Our Google globe has been placed north up with Australia at the bottom, Japan at the top.
Japan is part of a great archipelago that hangs off the Kamchatka peninsula and curves away to the east of the main landmass of Asia, swings away around the north of Australia and then down to New Zealand.
If we superimpose the relevant part of the Great Ring of Fire on the map we can then deduce a great deal about the underlying geology.
The Japanese part of that great archilelago consists of almost 8,000 islands between latitudes 24°N and 46°N, and longitudes 122°E and 146°E. That’s 2600 km from Okinawa to the tip of Hokkaido. The four largest islands are Honshu, Hokkaido, Kyushu and Shikoku and together they make up about 97% of the land area.

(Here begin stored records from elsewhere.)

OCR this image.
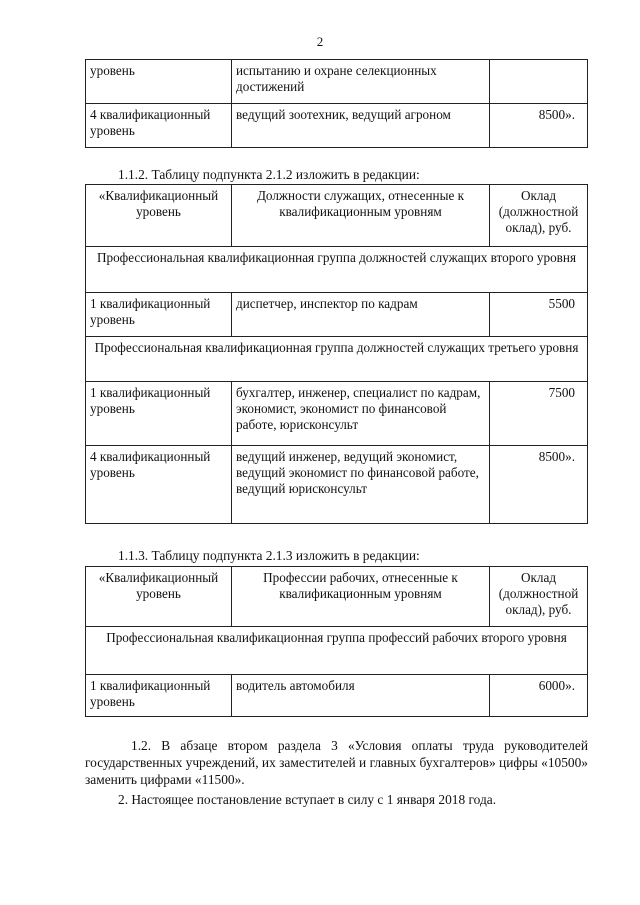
2
уровень	испытанию и охране селекционных достижений	
4 квалификационный уровень	ведущий зоотехник, ведущий агроном	8500».
1.1.2. Таблицу подпункта 2.1.2 изложить в редакции:
«Квалификационный уровень	Должности служащих, отнесенные к квалификационным уровням	Оклад (должностной оклад), руб.
Профессиональная квалификационная группа должностей служащих второго уровня		
1 квалификационный уровень	диспетчер, инспектор по кадрам	5500
Профессиональная квалификационная группа должностей служащих третьего уровня		
1 квалификационный уровень	бухгалтер, инженер, специалист по кадрам, экономист, экономист по финансовой работе, юрисконсульт	7500
4 квалификационный уровень	ведущий инженер, ведущий экономист, ведущий экономист по финансовой работе, ведущий юрисконсульт	8500».
1.1.3. Таблицу подпункта 2.1.3 изложить в редакции:
«Квалификационный уровень	Профессии рабочих, отнесенные к квалификационным уровням	Оклад (должностной оклад), руб.
Профессиональная квалификационная группа профессий рабочих второго уровня		
1 квалификационный уровень	водитель автомобиля	6000».
1.2. В абзаце втором раздела 3 «Условия оплаты труда руководителей государственных учреждений, их заместителей и главных бухгалтеров» цифры «10500» заменить цифрами «11500».
2. Настоящее постановление вступает в силу с 1 января 2018 года.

Japan is mountainous, only 27% of the country is suitable for agriculture and urban settlement. It is prone to volcanic eruptions, earthquakes and tsunamis. There are more than a hundred active volcanoes. More than 140,000 people died in the Tokyo earthquake of 1923. The 2011 magnitude 9.0 earthquake off the Pacific coast of Tōhoku killed about 18,000 people and triggered several nuclear accidents.

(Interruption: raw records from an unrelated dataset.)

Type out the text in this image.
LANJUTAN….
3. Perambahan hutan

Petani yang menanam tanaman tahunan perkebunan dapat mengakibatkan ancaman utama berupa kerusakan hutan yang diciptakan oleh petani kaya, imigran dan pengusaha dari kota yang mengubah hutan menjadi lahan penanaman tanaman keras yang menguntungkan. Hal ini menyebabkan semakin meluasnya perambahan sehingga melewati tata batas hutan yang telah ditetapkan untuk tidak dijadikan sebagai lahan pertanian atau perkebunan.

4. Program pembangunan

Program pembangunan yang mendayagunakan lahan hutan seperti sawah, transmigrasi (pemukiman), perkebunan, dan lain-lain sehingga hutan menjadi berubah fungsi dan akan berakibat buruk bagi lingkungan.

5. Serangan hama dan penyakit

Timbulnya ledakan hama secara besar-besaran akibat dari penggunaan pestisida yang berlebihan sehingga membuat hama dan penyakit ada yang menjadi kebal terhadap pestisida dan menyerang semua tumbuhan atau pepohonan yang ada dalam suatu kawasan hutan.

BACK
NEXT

From a natural disaster point of view Japan is the most dangerous place in the developed world.
Looking from China, Japan lies in the direction of the rising sun, hence the way Japan is rendered in Kanji is 日本. The Chinese character 日 means sun or day; 本 means base or origin, combined they convey the meaning sunrise.
The population is about 126 million people and slowly declining. The population density is high in the areas suitable for settlement.

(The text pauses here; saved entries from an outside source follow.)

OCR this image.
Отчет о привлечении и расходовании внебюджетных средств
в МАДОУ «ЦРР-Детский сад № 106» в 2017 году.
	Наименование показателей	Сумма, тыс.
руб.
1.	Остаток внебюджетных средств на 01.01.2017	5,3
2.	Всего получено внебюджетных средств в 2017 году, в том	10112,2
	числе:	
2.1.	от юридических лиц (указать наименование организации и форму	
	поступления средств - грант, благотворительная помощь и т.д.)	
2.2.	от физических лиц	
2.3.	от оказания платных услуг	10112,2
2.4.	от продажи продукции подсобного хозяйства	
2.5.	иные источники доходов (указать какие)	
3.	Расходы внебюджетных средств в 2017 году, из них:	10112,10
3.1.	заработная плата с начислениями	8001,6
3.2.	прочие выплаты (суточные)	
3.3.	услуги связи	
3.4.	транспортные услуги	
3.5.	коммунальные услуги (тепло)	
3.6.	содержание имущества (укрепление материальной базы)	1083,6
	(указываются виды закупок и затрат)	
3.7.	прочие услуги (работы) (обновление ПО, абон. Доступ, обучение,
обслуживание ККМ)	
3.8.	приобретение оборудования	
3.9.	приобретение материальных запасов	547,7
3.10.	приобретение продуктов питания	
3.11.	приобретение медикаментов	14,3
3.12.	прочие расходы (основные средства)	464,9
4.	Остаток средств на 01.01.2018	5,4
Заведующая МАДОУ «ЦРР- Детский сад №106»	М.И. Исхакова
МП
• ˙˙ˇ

Japan has the third largest economy in the world, but things aren’t quite as great as they used to be.
Life expectancy ranks second in the world. The infant mortality rate of 2 per thousand live births is as low as any where in the world. Educational standards are high.
Virtually no one shoots anyone else in Japan but they make up for that to some extent by killing themselves. Suicide is the leading cause of death in people under thirty.
The whole place is in one time zone (GMT +9hrs) and they don’t mess with the clocks for summertime.
The electricity supply is 100 volts (not 120 like the US or 240 like Australia and the UK) the plugs and sockets are 2 pin connections compatible with their American counterparts.
The climate is officially described as temperate. What this means is that it’s mild in the south. Tokyo is hot and humid in summer and cold in the winter, not a threat to your ears and nose but remember the hat and gloves. Hokkaido is mild in the summer and definitely a threat to the extremities in winter, don’t leave home without your parka.
Wildlife has done well in Japan, bears, deer, voles, shrews, deer, mustelids and monkeys can all be found and the bird life is exceptional. The mountains have helped preserve habitat and modern Japan seems conservation minded. There are well managed wildlife reserves. And surprisingly it is a good place to go whale watching!
The birding is heavily influenced by the strong seasonality and the proximity to land north and south and there is always the chance of vagrants coming from the Asian mainland.
The only English language field guide worth having (for the moment) is … A Field Guide to the Birds of East Asia (2009), by Mark Brazil.
Got all that? Cool. It’s time to go.